Autre biopic d’une artiste au tournant du siècle, Funny Girl a toujours été plus facilement disponible et plus célébrée qu’Isadora. Qu’on ne cherche pas en moi un contempteur de Barbra Streisand. J’ai dans mon panier amazon « Classical Barbra » qui attend par exemple. Oui. Et je n’ai pas honte. Et j’adore Funny Girl. Des performances nommées c’est pourtant celle qui me satisfait le moins, malgré son charme. Je m’y laisse prendre avec beaucoup de plaisir (puisque j’aime le film et que l’interprétation omniprésente le fonde en partie) mais dès que je prends un peu de distance j’en vois les limites ou plutôt les formules et les trucs. Streisand, on le sait, avait joué des dizaines de fois la pièce à Broadway, il est assez logique que son interprétation finisse, dans les passages comiques, par manquer quelque peu de fraicheur. A partir d’un certain moment dans le film on peut prévoir, à la manière de ce qui se passe quand on regarde le show de certains comiques, quelles sont les expressions et les clowneries avec lesquelles Streisand va jouer.
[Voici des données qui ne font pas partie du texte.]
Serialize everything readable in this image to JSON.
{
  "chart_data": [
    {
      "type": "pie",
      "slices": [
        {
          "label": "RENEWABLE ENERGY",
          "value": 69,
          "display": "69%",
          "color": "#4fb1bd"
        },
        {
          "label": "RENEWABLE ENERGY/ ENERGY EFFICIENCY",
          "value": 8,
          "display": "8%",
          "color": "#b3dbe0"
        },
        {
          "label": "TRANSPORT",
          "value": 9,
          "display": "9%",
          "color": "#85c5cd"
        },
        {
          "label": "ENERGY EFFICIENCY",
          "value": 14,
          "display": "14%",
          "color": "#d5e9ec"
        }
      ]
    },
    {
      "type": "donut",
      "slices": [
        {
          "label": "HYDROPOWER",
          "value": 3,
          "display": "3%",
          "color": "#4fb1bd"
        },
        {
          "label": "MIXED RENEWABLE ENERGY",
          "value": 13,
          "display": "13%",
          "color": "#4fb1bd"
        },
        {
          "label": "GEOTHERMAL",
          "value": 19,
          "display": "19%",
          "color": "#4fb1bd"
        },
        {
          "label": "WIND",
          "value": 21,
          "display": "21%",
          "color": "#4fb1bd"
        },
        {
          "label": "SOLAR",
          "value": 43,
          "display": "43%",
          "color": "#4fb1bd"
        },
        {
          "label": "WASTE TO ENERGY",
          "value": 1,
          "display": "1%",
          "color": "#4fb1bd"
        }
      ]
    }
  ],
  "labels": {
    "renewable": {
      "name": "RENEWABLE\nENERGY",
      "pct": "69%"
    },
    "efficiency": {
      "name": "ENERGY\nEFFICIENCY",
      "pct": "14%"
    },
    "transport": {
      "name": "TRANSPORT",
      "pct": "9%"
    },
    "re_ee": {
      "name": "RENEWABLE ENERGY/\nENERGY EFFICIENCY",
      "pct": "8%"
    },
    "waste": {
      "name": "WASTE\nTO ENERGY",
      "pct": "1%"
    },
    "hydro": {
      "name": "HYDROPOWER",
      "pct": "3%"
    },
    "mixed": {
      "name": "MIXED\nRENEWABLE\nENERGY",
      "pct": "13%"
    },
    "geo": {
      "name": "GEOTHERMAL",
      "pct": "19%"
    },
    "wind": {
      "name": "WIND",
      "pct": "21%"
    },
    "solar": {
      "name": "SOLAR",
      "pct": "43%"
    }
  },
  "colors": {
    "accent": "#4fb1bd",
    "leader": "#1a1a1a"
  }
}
Sans parler de cette élocution de mitraillette impressionnante mais parfois redondante avec une action déjà précipitée. On en profite et on en rit, mais on peut aussi comprendre l’exaspération de certains (encore que, dans l’absolu, la véritable Fanny Brice devait être assez proche du portrait qu’en fait, sur ce point, l’actrice). Pour le chant, je le trouve, de toute manière, absolument superlatif et je ne m’en lasse pas, même si la voix de Streisand est peut-être trop cultivée pour être celle d’une artiste populaire. Cela dit il serait ridicule de bouder son plaisir ou de dire que la mariée est trop belle : l’énergie vocale est bien, de toute manière, celle de l’ambitieuse prête à tout pour réussir. On vibre donc, on s’amuse beaucoup grâce à elle, cependant on n’est pas toujours touché, elle a des maladresses dans l’expression amoureuse, des incertitudes dans les scènes les plus dramatiques qui force la comparaison avec l’émotion générée par d’autres chanteuses et rien, par exemple, dans Funny Girl n’atteint ce que Judi Garland donnait dans les séquences les plus difficiles d’Une étoile est née. Enfin, quoiqu’il en soit, avec Funny Girl, une étoile était née, précisément, et ce n’est pas rien.

 

On peut comparer avec le parfait équilibre atteint par Joanne Woodward dans Rachel, Rachel. Encore une fois le film repose en grande partie sur son interprète féminine, institutrice qui pense qu’elle a gâché sa jeunesse et qu’elle est en passe de gâcher tout le reste (un rôle « à oscar », oui, d’une certaine manière, même si le traitement interprétatif est finalement plus mesurée que ce à quoi on pourrait s’attendre). C’est un film sérieux, aux enjeux graves. Mais l’interprétation de Joanne Woodward, d’une justesse et d’un réalisme remarquables dans les moments les plus émouvants, prend une dimension particulière dans le registre comique, qu’elle cultive pendant une grande partie du film, avec une modernité distanciée qui est celle du personnage (j’ai pensé beaucoup à … Renée Zellweger dans Bridget Jones. Les mimiques, les rires aussi, sont parfois si proches que je me demande si Zellweger n’a pas regardé le film avant d’immortaliser sa propre interprétation d’une graine de vieille fille) et qui lui donne quelque chose d’extrêmement attendrissant. On ne cesse de s’intéresser aux menues aventures de Rachel, en grande partie parce que Woodward nous les rend accessibles et importantes à la fois. Chaque moment, chaque détail est exposé avec clarté, alors que le film n’est pas particulièrement bavard (l’actrice a le droit de nous faire bénéficier de sa belle voix off qui nous guide parfois). Il faut évidemment prendre en compte la réalisation inspirée de Newman, mais celle-ci fait la part belle à l’expressivité de l’actrice et à sa capacité à nous raconter et à nous exprimer simplement tourments et plaisirs modestes liés à sa condition. Le réalisateur époux fait manifestement pleinement confiance à l’interprète épouse et tous les deux eurent raison puisque les prix plurent (Golden Globe et prix de la critique new-yorkaise, institution qui a toujours manifesté beaucoup d’enthousiasme vis-à-vis de l’actrice). Comme souvent pour les interprétations très réussies et pourtant peu démonstrative, il est difficile d’en dire plus, mais l’éloge est sincère et je pense que Woodward aurait pu être ma gagnante cette année là, même si je parle moins d’elle que d’autres. Concluons en disant qu’elle arrive à ne pas se faire voler la vedette par Estelle Parsons et ceci c’est déjà un exploit en soi.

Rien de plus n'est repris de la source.